Перед обедом мы с Цельтером совершили прогулку по парку Обервеймара. Останавливаясь то там, то здесь, он вспоминал былые времена и много рассказывал мне о Шиллере, Виланде и Гердере, с которыми был очень дружен, и эту дружбу почитал величайшим счастьем своей жизни.
Он также много говорил о композиторстве, декламируя некоторые песни Гёте.
— Собираясь положить стихотворение на музыку, — сказал он, — я прежде всего стремлюсь поглубже вникнуть в его смысл и живо уяснить себе, о чем там идет речь. Я читаю его вслух, покуда не выучу наизусть, потом продолжаю декламировать, и тогда мелодия приходит сама собою.
Ветер и дождь заставили нас повернуть обратно раньше, чем нам того хотелось. Я проводил его до дома Гёте, и он пошел наверх, к госпоже фон Гёте [13], чтобы до обеда кое-что пропеть с нею. Я явился точно к двум часам. Цельтер уже сидел у Гёте и рассматривал гравированные на меди виды Италии. Вошла госпожа фон Гёте, и мы отправились к столу. Фрейлейн Ульрика сегодня отсутствовала, так же как и молодой Гёте, который зашел только поздороваться и снова уехал во дворец.
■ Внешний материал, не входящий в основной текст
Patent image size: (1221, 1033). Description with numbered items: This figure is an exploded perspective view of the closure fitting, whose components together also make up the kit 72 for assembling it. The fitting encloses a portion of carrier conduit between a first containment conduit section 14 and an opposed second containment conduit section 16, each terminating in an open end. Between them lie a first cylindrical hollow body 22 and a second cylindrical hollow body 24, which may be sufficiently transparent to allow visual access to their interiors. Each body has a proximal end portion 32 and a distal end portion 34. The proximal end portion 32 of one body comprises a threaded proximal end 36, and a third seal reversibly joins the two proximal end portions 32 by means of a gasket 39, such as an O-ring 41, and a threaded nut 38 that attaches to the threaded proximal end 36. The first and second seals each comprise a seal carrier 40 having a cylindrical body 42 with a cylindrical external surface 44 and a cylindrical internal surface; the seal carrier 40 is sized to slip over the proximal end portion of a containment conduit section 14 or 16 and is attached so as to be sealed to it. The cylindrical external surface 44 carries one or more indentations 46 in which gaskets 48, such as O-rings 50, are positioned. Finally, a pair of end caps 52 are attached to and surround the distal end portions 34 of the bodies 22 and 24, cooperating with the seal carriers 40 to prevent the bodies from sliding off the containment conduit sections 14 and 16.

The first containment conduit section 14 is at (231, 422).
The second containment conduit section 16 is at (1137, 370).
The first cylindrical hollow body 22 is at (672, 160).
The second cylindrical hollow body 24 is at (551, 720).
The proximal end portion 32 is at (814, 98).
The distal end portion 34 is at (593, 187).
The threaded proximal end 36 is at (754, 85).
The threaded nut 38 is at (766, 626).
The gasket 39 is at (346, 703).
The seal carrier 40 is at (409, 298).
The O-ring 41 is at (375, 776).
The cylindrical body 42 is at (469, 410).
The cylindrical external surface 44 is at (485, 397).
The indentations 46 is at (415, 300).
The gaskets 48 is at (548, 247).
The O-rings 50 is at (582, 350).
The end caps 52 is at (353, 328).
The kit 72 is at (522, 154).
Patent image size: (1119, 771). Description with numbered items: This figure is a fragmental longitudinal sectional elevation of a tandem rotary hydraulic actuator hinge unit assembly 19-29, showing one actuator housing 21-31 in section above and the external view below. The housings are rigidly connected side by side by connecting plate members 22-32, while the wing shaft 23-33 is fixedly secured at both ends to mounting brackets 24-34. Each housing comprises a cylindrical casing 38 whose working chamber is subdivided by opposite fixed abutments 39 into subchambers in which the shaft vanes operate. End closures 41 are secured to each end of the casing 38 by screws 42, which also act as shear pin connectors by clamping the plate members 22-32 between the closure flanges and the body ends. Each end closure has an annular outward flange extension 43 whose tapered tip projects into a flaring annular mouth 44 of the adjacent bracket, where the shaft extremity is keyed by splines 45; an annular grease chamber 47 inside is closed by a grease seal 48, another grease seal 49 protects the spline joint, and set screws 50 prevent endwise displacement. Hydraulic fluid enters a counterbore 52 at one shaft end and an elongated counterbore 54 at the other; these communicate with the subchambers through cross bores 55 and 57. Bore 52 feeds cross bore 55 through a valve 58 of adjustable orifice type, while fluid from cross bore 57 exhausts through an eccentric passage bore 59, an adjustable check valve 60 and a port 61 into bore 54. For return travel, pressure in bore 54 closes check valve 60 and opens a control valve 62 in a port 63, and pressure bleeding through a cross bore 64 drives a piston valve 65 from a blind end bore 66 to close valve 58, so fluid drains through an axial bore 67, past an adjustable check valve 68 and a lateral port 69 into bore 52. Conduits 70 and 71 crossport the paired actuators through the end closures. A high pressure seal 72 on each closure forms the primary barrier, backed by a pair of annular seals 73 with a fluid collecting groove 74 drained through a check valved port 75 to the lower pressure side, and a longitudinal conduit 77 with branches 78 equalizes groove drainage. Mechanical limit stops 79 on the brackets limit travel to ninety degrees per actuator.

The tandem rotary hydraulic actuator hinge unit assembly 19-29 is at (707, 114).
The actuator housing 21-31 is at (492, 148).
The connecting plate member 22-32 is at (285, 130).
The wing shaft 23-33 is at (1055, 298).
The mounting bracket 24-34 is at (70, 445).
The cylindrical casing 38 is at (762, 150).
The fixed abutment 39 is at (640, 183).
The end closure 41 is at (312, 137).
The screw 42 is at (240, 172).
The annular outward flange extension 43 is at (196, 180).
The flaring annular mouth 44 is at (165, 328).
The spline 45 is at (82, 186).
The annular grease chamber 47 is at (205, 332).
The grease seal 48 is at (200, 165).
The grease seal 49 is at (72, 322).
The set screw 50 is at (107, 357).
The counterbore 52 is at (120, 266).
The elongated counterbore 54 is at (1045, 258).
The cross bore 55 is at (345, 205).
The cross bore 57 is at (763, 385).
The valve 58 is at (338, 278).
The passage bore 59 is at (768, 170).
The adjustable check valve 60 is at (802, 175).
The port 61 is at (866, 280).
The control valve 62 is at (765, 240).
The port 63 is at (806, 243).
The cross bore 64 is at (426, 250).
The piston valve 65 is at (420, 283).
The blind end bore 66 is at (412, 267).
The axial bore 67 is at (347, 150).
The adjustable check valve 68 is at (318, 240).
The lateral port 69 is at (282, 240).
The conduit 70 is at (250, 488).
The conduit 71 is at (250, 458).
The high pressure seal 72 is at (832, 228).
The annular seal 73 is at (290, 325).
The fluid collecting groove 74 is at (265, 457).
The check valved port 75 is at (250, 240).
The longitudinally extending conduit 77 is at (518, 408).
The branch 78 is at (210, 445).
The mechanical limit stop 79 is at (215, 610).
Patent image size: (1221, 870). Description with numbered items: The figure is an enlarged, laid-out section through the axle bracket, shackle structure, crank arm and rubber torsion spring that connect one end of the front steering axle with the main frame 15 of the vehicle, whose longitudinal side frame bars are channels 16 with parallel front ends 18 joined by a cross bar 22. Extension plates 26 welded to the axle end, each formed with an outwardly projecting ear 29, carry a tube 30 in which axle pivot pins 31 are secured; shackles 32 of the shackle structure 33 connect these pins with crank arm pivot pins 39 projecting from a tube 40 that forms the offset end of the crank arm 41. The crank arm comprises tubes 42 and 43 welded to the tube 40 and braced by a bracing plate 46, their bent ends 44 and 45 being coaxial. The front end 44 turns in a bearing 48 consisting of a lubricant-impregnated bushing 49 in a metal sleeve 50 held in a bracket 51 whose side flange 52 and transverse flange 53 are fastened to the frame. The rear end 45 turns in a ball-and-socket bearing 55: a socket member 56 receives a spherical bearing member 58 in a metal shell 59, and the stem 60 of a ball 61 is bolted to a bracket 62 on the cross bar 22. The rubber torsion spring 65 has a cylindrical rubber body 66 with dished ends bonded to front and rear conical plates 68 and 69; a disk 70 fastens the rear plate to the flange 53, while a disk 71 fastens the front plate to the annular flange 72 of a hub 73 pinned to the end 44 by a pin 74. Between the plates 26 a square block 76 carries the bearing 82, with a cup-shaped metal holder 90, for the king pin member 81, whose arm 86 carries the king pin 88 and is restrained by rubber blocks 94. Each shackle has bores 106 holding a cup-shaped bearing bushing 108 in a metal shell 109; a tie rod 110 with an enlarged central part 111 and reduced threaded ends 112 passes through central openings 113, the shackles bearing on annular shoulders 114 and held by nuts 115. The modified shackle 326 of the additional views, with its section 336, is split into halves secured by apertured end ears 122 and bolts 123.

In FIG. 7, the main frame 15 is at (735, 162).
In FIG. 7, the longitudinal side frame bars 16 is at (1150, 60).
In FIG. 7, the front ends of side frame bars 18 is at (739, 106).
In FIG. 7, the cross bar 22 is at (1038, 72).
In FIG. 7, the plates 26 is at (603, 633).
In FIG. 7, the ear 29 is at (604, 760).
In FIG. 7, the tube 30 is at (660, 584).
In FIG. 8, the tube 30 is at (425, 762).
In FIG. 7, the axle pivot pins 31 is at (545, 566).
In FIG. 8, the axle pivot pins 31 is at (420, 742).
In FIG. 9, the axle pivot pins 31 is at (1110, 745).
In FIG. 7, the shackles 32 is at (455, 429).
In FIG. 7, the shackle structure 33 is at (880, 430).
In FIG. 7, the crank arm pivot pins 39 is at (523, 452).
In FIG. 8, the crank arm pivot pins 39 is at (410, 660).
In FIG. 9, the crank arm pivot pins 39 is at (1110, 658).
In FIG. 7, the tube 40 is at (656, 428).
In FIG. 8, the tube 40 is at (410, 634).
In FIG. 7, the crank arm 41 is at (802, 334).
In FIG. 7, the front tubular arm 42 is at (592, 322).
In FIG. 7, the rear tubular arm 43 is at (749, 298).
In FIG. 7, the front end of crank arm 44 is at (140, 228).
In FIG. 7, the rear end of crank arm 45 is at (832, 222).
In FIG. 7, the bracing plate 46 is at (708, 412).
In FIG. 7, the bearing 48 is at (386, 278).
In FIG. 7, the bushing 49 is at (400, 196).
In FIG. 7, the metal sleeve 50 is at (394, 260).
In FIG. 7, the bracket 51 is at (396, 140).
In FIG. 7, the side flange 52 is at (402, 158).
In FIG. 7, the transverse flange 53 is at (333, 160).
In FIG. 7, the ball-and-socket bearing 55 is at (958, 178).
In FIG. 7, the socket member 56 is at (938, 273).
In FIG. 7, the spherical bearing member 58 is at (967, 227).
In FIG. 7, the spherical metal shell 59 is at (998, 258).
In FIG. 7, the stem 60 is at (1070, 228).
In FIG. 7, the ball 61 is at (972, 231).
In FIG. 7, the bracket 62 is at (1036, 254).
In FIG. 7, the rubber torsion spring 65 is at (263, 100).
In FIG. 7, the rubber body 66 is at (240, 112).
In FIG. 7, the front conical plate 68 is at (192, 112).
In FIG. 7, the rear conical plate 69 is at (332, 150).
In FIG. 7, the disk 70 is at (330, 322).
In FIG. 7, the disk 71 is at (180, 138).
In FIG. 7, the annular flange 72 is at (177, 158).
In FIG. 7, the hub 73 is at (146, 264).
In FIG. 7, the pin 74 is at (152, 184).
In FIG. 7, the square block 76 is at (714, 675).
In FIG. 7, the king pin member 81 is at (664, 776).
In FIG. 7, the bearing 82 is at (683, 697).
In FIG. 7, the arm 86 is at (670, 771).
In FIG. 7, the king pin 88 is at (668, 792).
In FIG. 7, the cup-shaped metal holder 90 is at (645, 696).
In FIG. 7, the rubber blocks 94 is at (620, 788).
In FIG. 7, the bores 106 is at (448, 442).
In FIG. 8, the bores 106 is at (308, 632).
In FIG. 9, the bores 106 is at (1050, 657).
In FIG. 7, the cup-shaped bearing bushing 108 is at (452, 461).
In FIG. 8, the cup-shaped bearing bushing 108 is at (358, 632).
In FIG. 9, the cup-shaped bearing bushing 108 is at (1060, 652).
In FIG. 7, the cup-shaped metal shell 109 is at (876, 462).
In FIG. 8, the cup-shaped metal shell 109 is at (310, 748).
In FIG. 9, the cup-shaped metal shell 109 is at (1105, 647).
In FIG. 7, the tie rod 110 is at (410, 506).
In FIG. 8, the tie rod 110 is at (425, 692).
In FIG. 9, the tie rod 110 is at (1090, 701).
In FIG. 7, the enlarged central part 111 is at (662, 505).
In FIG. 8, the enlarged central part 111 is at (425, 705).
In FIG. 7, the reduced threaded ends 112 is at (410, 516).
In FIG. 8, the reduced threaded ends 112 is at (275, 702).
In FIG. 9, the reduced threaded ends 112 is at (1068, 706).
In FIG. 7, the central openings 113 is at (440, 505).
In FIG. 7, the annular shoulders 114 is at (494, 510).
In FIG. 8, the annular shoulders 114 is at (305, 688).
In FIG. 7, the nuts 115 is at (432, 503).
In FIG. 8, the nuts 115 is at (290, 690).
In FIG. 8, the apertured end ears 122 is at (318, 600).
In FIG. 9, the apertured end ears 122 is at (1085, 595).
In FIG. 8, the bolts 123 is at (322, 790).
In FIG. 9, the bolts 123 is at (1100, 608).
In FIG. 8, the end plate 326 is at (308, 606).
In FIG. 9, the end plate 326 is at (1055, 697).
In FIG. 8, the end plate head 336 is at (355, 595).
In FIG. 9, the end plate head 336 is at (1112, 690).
Застольная беседа была сегодня на редкость разнообразной. Цельтер и Гёте рассказывали забавные анекдоты, характеризующие их общего берлинского друга Фридриха Августа Вольфа. Много говорилось о «Нибелунгах», о лорде Байроне и его предположительном приезде в Веймар — тема, заставившая приметно оживиться госпожу фон Гёте. Далее предметом веселого обсуждения стал праздник святого Рохуса в Бингене, причем Цельтер предался воспоминаниям о двух красивых девушках, благосклонность которых так запечатлелась в его памяти, что он и сейчас еще радовался ей. Потом пришел черед застольной песни Гёте «Солдатское счастье». Цельтер был неисчерпаем в анекдотах о раненых солдатах и юных красотках; его анекдоты должны были доказать правдивость этого стихотворения. Сам Гёте заметил, что за такими реалиями ему далеко ходить не пришлось, на все это он достаточно насмотрелся в Веймаре. Однако фрау фон Гёте задорно ему противоречила, не желая соглашаться, что женщины могут быть такими, какими они описаны в этом «противном» стихотворении.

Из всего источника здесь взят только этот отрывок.